Fans of video game music have convened on the net and in person in various capacities. Many inspired communities have flourished as a result, despite not being directly involved with video games or game production. Fans have recorded human performances of game music, both in concert and in the studio. Some have also taken a more technical approach, such as the chiptune and mod communities that emulate the sound adapters from older computers and consoles. Other more technically focused cultures develop or use emulators to play back sound files from the original game data or archive them for others to use.
Read more about Video Game Music Culture: Remixing, Chiptune, Sound File and Emulation
Famous quotes containing the words video game, video, game, music and/or culture:
“It is among the ranks of school-age children, those six- to twelve-year-olds who once avidly filled their free moments with childhood play, that the greatest change is evident. In the place of traditional, sometimes ancient childhood games that were still popular a generation ago, in the place of fantasy and make- believe play . . . todays children have substituted television viewing and, most recently, video games.”
—Marie Winn (20th century)
“It is among the ranks of school-age children, those six- to twelve-year-olds who once avidly filled their free moments with childhood play, that the greatest change is evident. In the place of traditional, sometimes ancient childhood games that were still popular a generation ago, in the place of fantasy and make- believe play . . . todays children have substituted television viewing and, most recently, video games.”

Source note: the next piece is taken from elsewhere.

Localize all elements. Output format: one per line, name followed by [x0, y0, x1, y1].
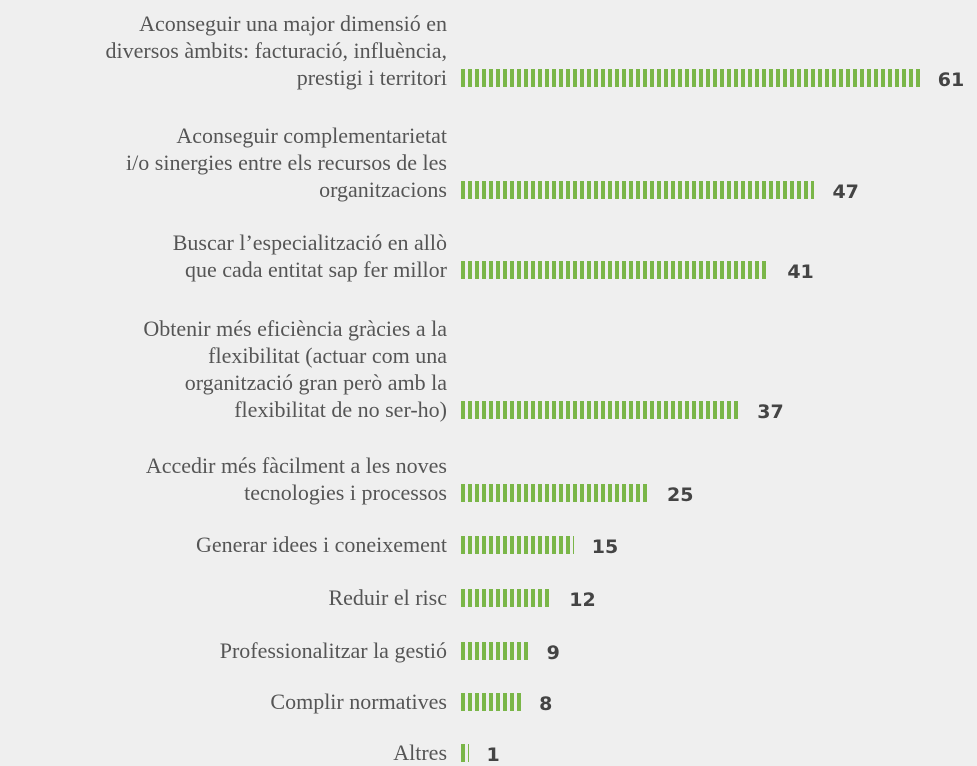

—Marie Winn (20th century)
“Even an attorney of moderate talent can postpone doomsday year after year, for the system of appeals that pervades American jurisprudence amounts to a legalistic wheel of fortune, a game of chance, somewhat fixed in the favor of the criminal, that the participants play interminably.”
—Truman Capote (19241984)
“Nearly all the bands are mustered out of service; ours therefore is a novelty. We marched a few miles yesterday on a road where troops have not before marched. It was funny to see the children. I saw our boys running after the music in many a group of clean, bright-looking, excited little fellows.”
—Rutherford Birchard Hayes (18221893)
“What culture lacks is the taste for anonymous, innumerable germination. Culture is smitten with counting and measuring; it feels out of place and uncomfortable with the innumerable; its efforts tend, on the contrary, to limit the numbers in all domains; it tries to count on its fingers.”